From: Bastien Nocera
Date: Wed May 31 2023 - 04:47:00 EST


On Mon, 2023-05-22 at 11:23 -0700, Linus Torvalds wrote:
> On Mon, May 22, 2023 at 5:38 AM Linux regression tracking (Thorsten
> Leemhuis) <regressions@xxxxxxxxxxxxx> wrote:
> >
> > FWIW, in case anybody is interested in a status update: one
> > reporter
> > bisected the problem down to 586e8fede79 ("HID: logitech-hidpp:
> > Retry
> > commands when device is busy"); reverting that commit on-top of 6.3
> > fixes the problem for that reporter. For that reporter things also
> > work
> > on 6.4-rc; but for someone else that is affected that's not the
> > case.
>
> Hmm.
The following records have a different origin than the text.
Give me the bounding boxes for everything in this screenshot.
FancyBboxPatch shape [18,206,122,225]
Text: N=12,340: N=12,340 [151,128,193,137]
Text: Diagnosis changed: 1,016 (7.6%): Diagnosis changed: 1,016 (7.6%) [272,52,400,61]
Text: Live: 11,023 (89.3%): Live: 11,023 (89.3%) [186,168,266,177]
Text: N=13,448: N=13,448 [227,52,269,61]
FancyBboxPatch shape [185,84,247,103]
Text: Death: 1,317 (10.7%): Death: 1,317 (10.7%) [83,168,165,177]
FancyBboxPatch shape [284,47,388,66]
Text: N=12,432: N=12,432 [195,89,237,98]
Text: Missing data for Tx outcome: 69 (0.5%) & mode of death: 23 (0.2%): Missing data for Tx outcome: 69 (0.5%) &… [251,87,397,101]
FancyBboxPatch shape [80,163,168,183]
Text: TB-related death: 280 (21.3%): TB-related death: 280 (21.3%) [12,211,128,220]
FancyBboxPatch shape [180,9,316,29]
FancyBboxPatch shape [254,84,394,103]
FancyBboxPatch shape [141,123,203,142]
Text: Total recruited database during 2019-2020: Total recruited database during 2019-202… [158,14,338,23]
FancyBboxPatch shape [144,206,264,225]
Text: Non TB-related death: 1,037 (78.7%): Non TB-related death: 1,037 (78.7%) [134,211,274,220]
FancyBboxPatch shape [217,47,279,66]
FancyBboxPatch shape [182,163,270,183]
It's likely timing-dependent.
>
> But that code is clearly buggy.
>
> If the wait_event_timeout() returns early, the device hasn't replied,
> but the code does
>
>                 if (!wait_event_timeout(hidpp->wait, hidpp-
> >answer_available,
>                                         5*HZ)) {
>                         dbg_hid("%s:timeout waiting for response\n",
> __func__);
>                         memset(response, 0, sizeof(struct
> hidpp_report));
>                         ret = -ETIMEDOUT;
>                 }
>
> and then continues to look at the response _anyway_.
>
> Now, depending on out hardening options, that response may have been
> initialized by the compiler, or may just be random stack contents.

It's kzalloc()'ed in the 2 places it's used, hidpp_send_message_sync().
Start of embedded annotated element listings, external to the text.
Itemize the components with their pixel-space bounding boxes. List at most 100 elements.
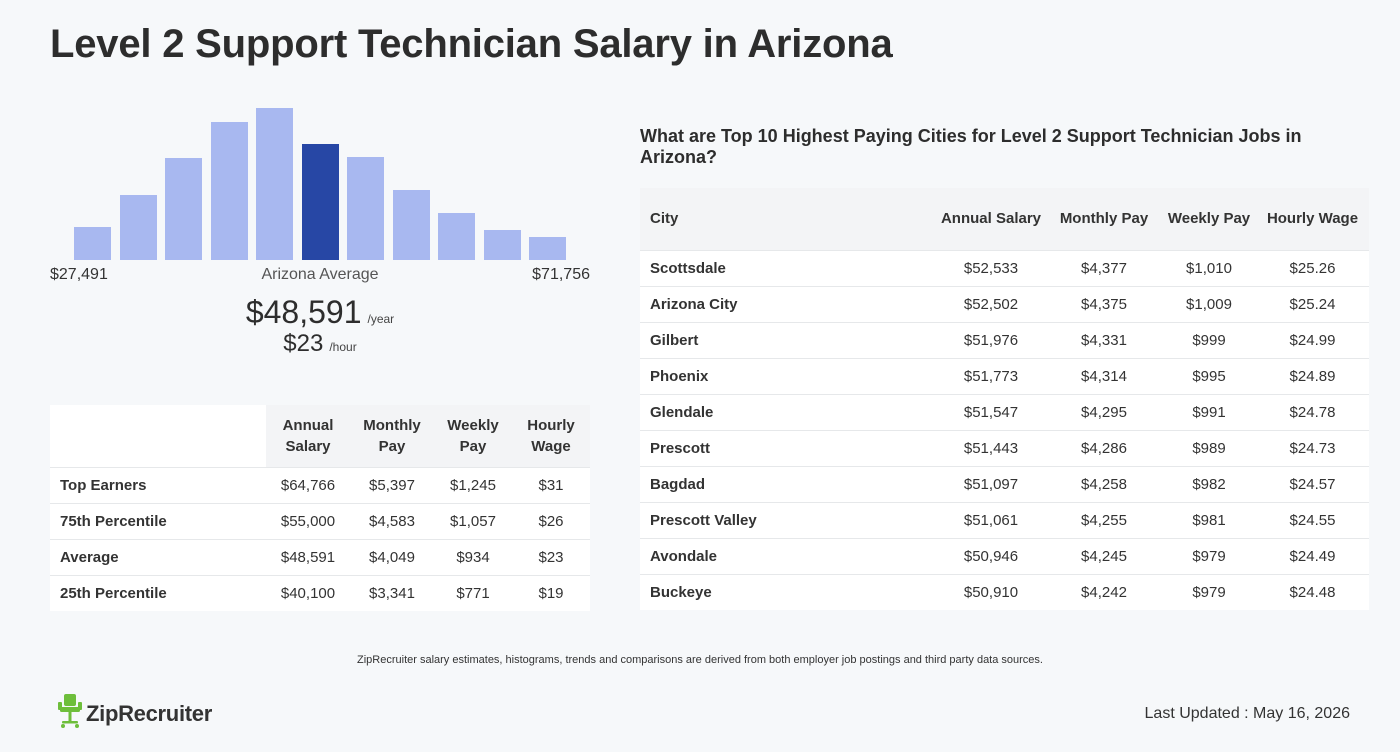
city-cell: $51,097	[936, 465, 1046, 502]
city-cell: $24.73	[1256, 429, 1369, 466]
histogram-bar	[529, 237, 566, 260]
city-row: Prescott $51,443 $4,286 $989 $24.73	[640, 429, 1369, 466]
city-name: Arizona City	[640, 285, 936, 322]
histogram-bar	[165, 158, 202, 260]
header-hourly-wage: Hourly Wage	[1256, 188, 1369, 250]
header-weekly-pay: Weekly Pay	[434, 405, 512, 467]
histogram-bar	[256, 108, 293, 260]
city-cell: $4,255	[1046, 501, 1162, 538]
page-title: Level 2 Support Technician Salary in Ari…	[50, 22, 893, 66]
city-cell: $24.48	[1256, 573, 1369, 610]
city-cell: $25.24	[1256, 285, 1369, 322]
header-hourly-wage: Hourly Wage	[512, 405, 590, 467]
city-cell: $51,443	[936, 429, 1046, 466]
city-row: Arizona City $52,502 $4,375 $1,009 $25.24	[640, 285, 1369, 322]
city-cell: $51,061	[936, 501, 1046, 538]
city-cell: $4,286	[1046, 429, 1162, 466]
logo-text: ZipRecruiter	[86, 700, 212, 726]
average-hourly: $23/hour	[50, 330, 590, 358]
city-cell: $24.57	[1256, 465, 1369, 502]
percentile-cell: $48,591	[266, 538, 350, 575]
histogram-min-label: $27,491	[50, 266, 108, 283]
percentile-cell: $4,049	[350, 538, 434, 575]
header-annual-salary: Annual Salary	[266, 405, 350, 467]
city-cell: $50,946	[936, 537, 1046, 574]
city-row: Avondale $50,946 $4,245 $979 $24.49	[640, 537, 1369, 574]
percentile-table: Annual Salary Monthly Pay Weekly Pay Hou…	[50, 405, 590, 611]
percentile-cell: $23	[512, 538, 590, 575]
average-hourly-value: $23	[283, 330, 324, 357]
percentile-row-label: Average	[50, 538, 266, 575]
percentile-cell: $40,100	[266, 574, 350, 611]
average-yearly-unit: /year	[367, 312, 395, 326]
percentile-cell: $26	[512, 502, 590, 539]
city-cell: $24.99	[1256, 321, 1369, 358]
salary-histogram	[50, 100, 590, 260]
city-row: Buckeye $50,910 $4,242 $979 $24.48	[640, 573, 1369, 610]
city-cell: $982	[1162, 465, 1256, 502]
header-monthly-pay: Monthly Pay	[350, 405, 434, 467]
average-yearly-value: $48,591	[245, 294, 362, 330]
city-row: Scottsdale $52,533 $4,377 $1,010 $25.26	[640, 249, 1369, 286]
city-cell: $24.49	[1256, 537, 1369, 574]
city-row: Glendale $51,547 $4,295 $991 $24.78	[640, 393, 1369, 430]
percentile-cell: $4,583	[350, 502, 434, 539]
last-updated: Last Updated : May 16, 2026	[1144, 705, 1350, 722]
city-row: Prescott Valley $51,061 $4,255 $981 $24.55	[640, 501, 1369, 538]
histogram-bar	[438, 213, 475, 260]
city-cell: $1,009	[1162, 285, 1256, 322]
city-cell: $4,258	[1046, 465, 1162, 502]
city-cell: $4,295	[1046, 393, 1162, 430]
cities-title: What are Top 10 Highest Paying Cities fo…	[640, 126, 1302, 167]
city-name: Phoenix	[640, 357, 936, 394]
percentile-row: 25th Percentile $40,100 $3,341 $771 $19	[50, 574, 590, 611]
histogram-average-label: Arizona Average	[261, 266, 379, 283]
city-cell: $4,375	[1046, 285, 1162, 322]
city-cell: $981	[1162, 501, 1256, 538]
city-cell: $995	[1162, 357, 1256, 394]
histogram-bar-average	[301, 144, 339, 260]
average-hourly-unit: /hour	[329, 340, 357, 354]
percentile-cell: $5,397	[350, 466, 434, 503]
city-cell: $25.26	[1256, 249, 1369, 286]
percentile-row-label: 75th Percentile	[50, 502, 266, 539]
city-row: Gilbert $51,976 $4,331 $999 $24.99	[640, 321, 1369, 358]
header-monthly-pay: Monthly Pay	[1046, 188, 1162, 250]
city-cell: $24.55	[1256, 501, 1369, 538]
cities-table: City Annual Salary Monthly Pay Weekly Pa…	[640, 188, 1369, 610]
city-cell: $51,976	[936, 321, 1046, 358]
percentile-cell: $3,341	[350, 574, 434, 611]
city-row: Bagdad $51,097 $4,258 $982 $24.57	[640, 465, 1369, 502]
percentile-cell: $771	[434, 574, 512, 611]
percentile-cell: $934	[434, 538, 512, 575]
percentile-cell: $31	[512, 466, 590, 503]
city-cell: $51,773	[936, 357, 1046, 394]
ziprecruiter-logo[interactable]: ZipRecruiter	[58, 694, 212, 733]
city-row: Phoenix $51,773 $4,314 $995 $24.89	[640, 357, 1369, 394]
city-name: Prescott	[640, 429, 936, 466]
city-cell: $4,245	[1046, 537, 1162, 574]
cities-table-header: City Annual Salary Monthly Pay Weekly Pa…	[640, 188, 1369, 250]
city-cell: $1,010	[1162, 249, 1256, 286]
percentile-cell: $64,766	[266, 466, 350, 503]
percentile-row: Top Earners $64,766 $5,397 $1,245 $31	[50, 466, 590, 503]
header-city: City	[640, 188, 936, 250]
city-cell: $979	[1162, 537, 1256, 574]
disclaimer: ZipRecruiter salary estimates, histogram…	[357, 654, 1043, 666]
histogram-bar	[74, 227, 111, 260]
average-yearly: $48,591/year	[50, 294, 590, 331]
city-cell: $4,377	[1046, 249, 1162, 286]
city-cell: $4,314	[1046, 357, 1162, 394]
city-cell: $24.89	[1256, 357, 1369, 394]
percentile-row-label: 25th Percentile	[50, 574, 266, 611]
blank-header	[50, 405, 266, 467]
city-cell: $52,533	[936, 249, 1046, 286]
percentile-cell: $1,057	[434, 502, 512, 539]
histogram-bar	[347, 157, 384, 260]
city-cell: $4,331	[1046, 321, 1162, 358]
percentile-row: Average $48,591 $4,049 $934 $23	[50, 538, 590, 575]
city-name: Scottsdale	[640, 249, 936, 286]
histogram-bar	[483, 230, 521, 260]
city-name: Gilbert	[640, 321, 936, 358]
percentile-cell: $55,000	[266, 502, 350, 539]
> That bug is pre-existing (ie the problem was not introduced by that
> commit), but who knows if the retry makes things worse (ie if it then
> triggers on a retry, the response data will be the *previous*
> response).
>
> The whole "goto exit" games should be removed too, because we're in a
> for-loop, and instead of "goto exit" it should just do "break".
>
> IOW, something like this might be worth testing.
>
> That said, while I think the code is buggy, I doubt this is the
> actual
> cause of the problem people are reporting. But it would be lovely to
> hear if the attached patch makes any difference, and I think this is
> fixing a real - but unlikely - problem anyway.
>
> And obviously it might be helpful to actually enable those dbg_hid()
> messages, but I didn't look at what the magic config option to do so
> was.

Thomas Weißschuh's patch ("HID: use standard debug APIs") linked all
those debug calls to the dynamic debugging system, so something like
this will work after boot:
echo 'file hid-logitech-hidpp.c +p' > /sys/kernel/debug/dynamic_debug/control

Adding this to the kernel command-line to get some debug during boot
should work:
dyndbg="file hid-logitech-hidpp.c +p"

In both cases, check it's enabled and that the messages can be printed
with:
grep -i hidpp /sys/kernel/debug/dynamic_debug/control

> NOTE! Patch below *ENTIRELY* untested. I just looked at the code when
> that commit was mentioned, and went "that's not right"...

I sent a similar patch before seeing your version, in answer to a
separate report I was sent. It doesn't change the style of the code,
and just fixes that one omission:
https://patchwork.kernel.org/project/linux-input/patch/20230531082428.21763-1-hadess@xxxxxxxxxx/

Cheers

>
>                      Linus